Сейчас восемь часов утра или около того. Почему старики всегда так рано просыпаются по выходным? Боже, я ненавижу людей.

— Ой, Мейсон, детка, ты тоже здесь! — зайдя в комнату, мама наклоняется над диваном и целует меня в лоб. — Стол уже накрыт, а я дожариваю бекон. Райли тоже должен приехать с минуты на минуту, — радуется она.

— Что ему снова здесь нужно? — грубо спрашиваю я, убирая пальцы матери, которые гладят меня по волосам. Она может настолько проникнуться любовью, что это почти давит. Я встаю, глажу Мисси, снимаю второй ботинок, который с удовольствием бросил бы в голову отца, сидящего за обеденным столом и уже снова держащего в руке планшет. Он действительно зависим от него, и это в его возрасте. Я плетусь мимо него в сторону ванной, и еще до того, как успеваю выйти, слышу крик этого идиота.

— Где он? — спрашивает он тоном, каким, я надеюсь, не будет разговаривать со мной.

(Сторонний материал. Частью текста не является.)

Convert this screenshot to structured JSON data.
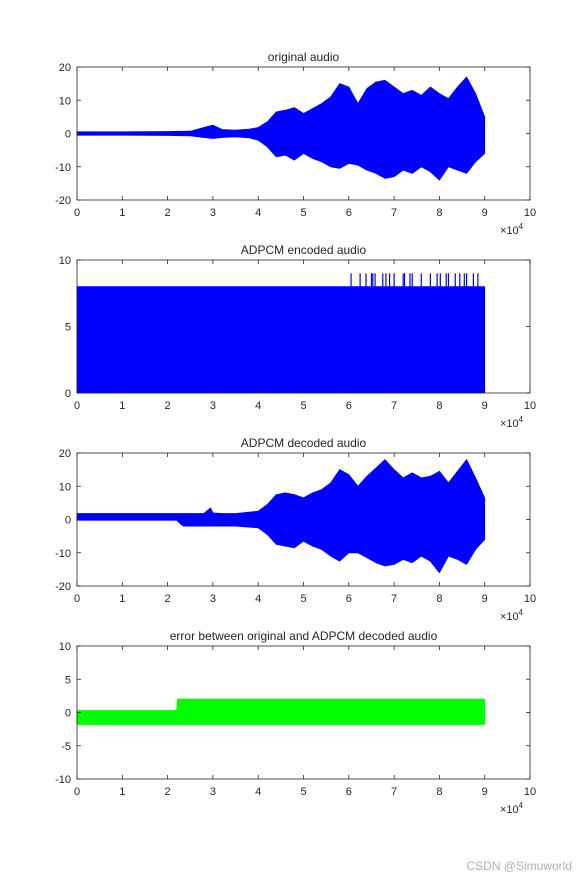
{
  "watermark": "CSDN @Simuworld",
  "colors": {
    "blue": "#0000ff",
    "green": "#00ff00",
    "axis": "#262626",
    "background": "#ffffff"
  },
  "chart_data": [
    {
      "type": "line",
      "title": "original audio",
      "xlim": [
        0,
        100000
      ],
      "ylim": [
        -20,
        20
      ],
      "xticks": [
        0,
        1,
        2,
        3,
        4,
        5,
        6,
        7,
        8,
        9,
        10
      ],
      "yticks": [
        -20,
        -10,
        0,
        10,
        20
      ],
      "x_multiplier_label": "×10",
      "x_multiplier_exponent": "4",
      "color": "#0000ff",
      "series": [
        {
          "x": [
            0,
            10000,
            20000,
            25000,
            28000,
            30000,
            32000,
            35000,
            38000,
            40000,
            42000,
            44000,
            46000,
            48000,
            50000,
            52000,
            54000,
            56000,
            58000,
            60000,
            62000,
            64000,
            66000,
            68000,
            70000,
            72000,
            74000,
            76000,
            78000,
            80000,
            82000,
            84000,
            86000,
            88000,
            90000
          ],
          "upper": [
            0.5,
            0.5,
            0.6,
            0.7,
            1.8,
            2.5,
            1.2,
            1.0,
            1.3,
            1.8,
            3.5,
            6.5,
            7.0,
            7.8,
            6.0,
            7.5,
            9.0,
            11.0,
            15.0,
            14.0,
            9.0,
            13.5,
            15.5,
            16.0,
            14.0,
            12.0,
            13.0,
            11.5,
            14.0,
            12.0,
            10.5,
            14.0,
            17.0,
            12.0,
            5.0
          ],
          "lower": [
            -0.5,
            -0.5,
            -0.6,
            -0.7,
            -1.2,
            -1.5,
            -1.2,
            -1.0,
            -1.3,
            -2.0,
            -4.0,
            -7.0,
            -6.5,
            -8.0,
            -6.0,
            -7.5,
            -8.5,
            -10.0,
            -10.5,
            -9.0,
            -9.5,
            -11.0,
            -12.0,
            -13.5,
            -13.0,
            -11.0,
            -12.0,
            -10.0,
            -11.5,
            -14.0,
            -10.0,
            -11.0,
            -12.0,
            -8.5,
            -6.0
          ]
        }
      ]
    },
    {
      "type": "line",
      "title": "ADPCM encoded audio",
      "xlim": [
        0,
        100000
      ],
      "ylim": [
        0,
        10
      ],
      "xticks": [
        0,
        1,
        2,
        3,
        4,
        5,
        6,
        7,
        8,
        9,
        10
      ],
      "yticks": [
        0,
        5,
        10
      ],
      "x_multiplier_label": "×10",
      "x_multiplier_exponent": "4",
      "color": "#0000ff",
      "series": [
        {
          "x": [
            0,
            90000
          ],
          "upper": [
            8,
            8
          ],
          "lower": [
            0,
            0
          ],
          "spikes": {
            "value": 9,
            "positions": [
              60500,
              62500,
              63800,
              65000,
              65300,
              65800,
              67500,
              68200,
              69000,
              70000,
              72000,
              72300,
              73500,
              74000,
              76000,
              78000,
              79500,
              80200,
              81500,
              82000,
              83500,
              84500,
              85500,
              86000,
              87500,
              88500
            ]
          }
        }
      ]
    },
    {
      "type": "line",
      "title": "ADPCM decoded audio",
      "xlim": [
        0,
        100000
      ],
      "ylim": [
        -20,
        20
      ],
      "xticks": [
        0,
        1,
        2,
        3,
        4,
        5,
        6,
        7,
        8,
        9,
        10
      ],
      "yticks": [
        -20,
        -10,
        0,
        10,
        20
      ],
      "x_multiplier_label": "×10",
      "x_multiplier_exponent": "4",
      "color": "#0000ff",
      "series": [
        {
          "x": [
            0,
            22000,
            23000,
            23500,
            28000,
            29500,
            30000,
            32000,
            35000,
            40000,
            42000,
            44000,
            46000,
            48000,
            50000,
            52000,
            54000,
            56000,
            58000,
            60000,
            62000,
            64000,
            66000,
            68000,
            70000,
            72000,
            74000,
            76000,
            78000,
            80000,
            82000,
            84000,
            86000,
            88000,
            90000
          ],
          "upper": [
            1.8,
            1.8,
            1.8,
            1.8,
            1.8,
            3.5,
            2.0,
            1.8,
            1.8,
            2.5,
            4.5,
            7.5,
            8.0,
            7.5,
            6.5,
            8.0,
            9.0,
            11.0,
            15.0,
            13.5,
            10.0,
            13.0,
            15.5,
            18.0,
            15.0,
            12.5,
            14.0,
            12.5,
            13.0,
            14.5,
            11.0,
            14.5,
            18.0,
            12.5,
            6.5
          ],
          "lower": [
            -0.2,
            -0.2,
            -1.5,
            -2.0,
            -2.0,
            -2.0,
            -2.0,
            -2.0,
            -2.0,
            -2.5,
            -4.5,
            -7.5,
            -8.0,
            -8.5,
            -6.5,
            -8.0,
            -9.0,
            -11.0,
            -12.5,
            -10.0,
            -10.0,
            -11.5,
            -13.0,
            -14.0,
            -13.5,
            -12.0,
            -13.0,
            -11.0,
            -12.5,
            -16.0,
            -11.0,
            -12.0,
            -13.5,
            -9.0,
            -6.0
          ]
        }
      ]
    },
    {
      "type": "line",
      "title": "error between original and ADPCM decoded audio",
      "xlim": [
        0,
        100000
      ],
      "ylim": [
        -10,
        10
      ],
      "xticks": [
        0,
        1,
        2,
        3,
        4,
        5,
        6,
        7,
        8,
        9,
        10
      ],
      "yticks": [
        -10,
        -5,
        0,
        5,
        10
      ],
      "x_multiplier_label": "×10",
      "x_multiplier_exponent": "4",
      "color": "#00ff00",
      "series": [
        {
          "x": [
            0,
            22000,
            22200,
            22600,
            23000,
            90000
          ],
          "upper": [
            0.3,
            0.3,
            2.0,
            2.0,
            2.0,
            2.0
          ],
          "lower": [
            -1.8,
            -1.8,
            -1.8,
            -1.8,
            -1.8,
            -1.8
          ]
        }
      ]
    }
  ]
}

— Ты ведь меня имеешь в виду, не так ли? Я здесь, что тебе надо? — сонно спрашиваю я, и в следующее мгновение меня хватают за воротник и прижимают к стене, Эмилия. Он держит меня у стены, и что делает мой отец, Эмилия? Он ничего не делает. Даже не поднимается с места и не откладывает свой планшет в сторону. Придурок.

— Где она? — рычит он.

— Эммм, Мисси? — спрашиваю я. — Думаю, на кухне.

— Что опять случилось? — раздраженно спрашивает мама. — Я хочу хоть в одно субботнее утро позавтракать как нормальная семья!

— Сядь, Оливия, — говорит папа, не взглянув на нее. Она закатывает глаза и присаживается к нему на колени.

— Пошел ты, Мейсон! — Райли отпускает меня и бежит в подвал.

— Пап! — говорю я, нуждаясь в помощи.

— Да? — отвечает он, не удосужив меня взглядом.

Но я должен пойти за Райли.

Бл*дь.

Мы попали.

Ты попала.

Дверь открыта, Райли уже внутри, и я ожидаю криков. Но ничего не происходит. Войдя, я вижу, что ты уже ушла. Мне аж стало легче, Эмилия. Настолько легче, что я начинаю смеяться.

— А что именно ты ожидал здесь найти, бро? — я кладу руку на его плечо и наслаждаюсь тем, насколько глупо он сейчас себя чувствует.

Он отбрасывает мою руку, поворачивается ко мне и говорит:

— Если я узнаю, что между вами что-то происходит, я убью тебя, Мейсон. Клянусь, я убью тебя. — С этим он поднимается наверх.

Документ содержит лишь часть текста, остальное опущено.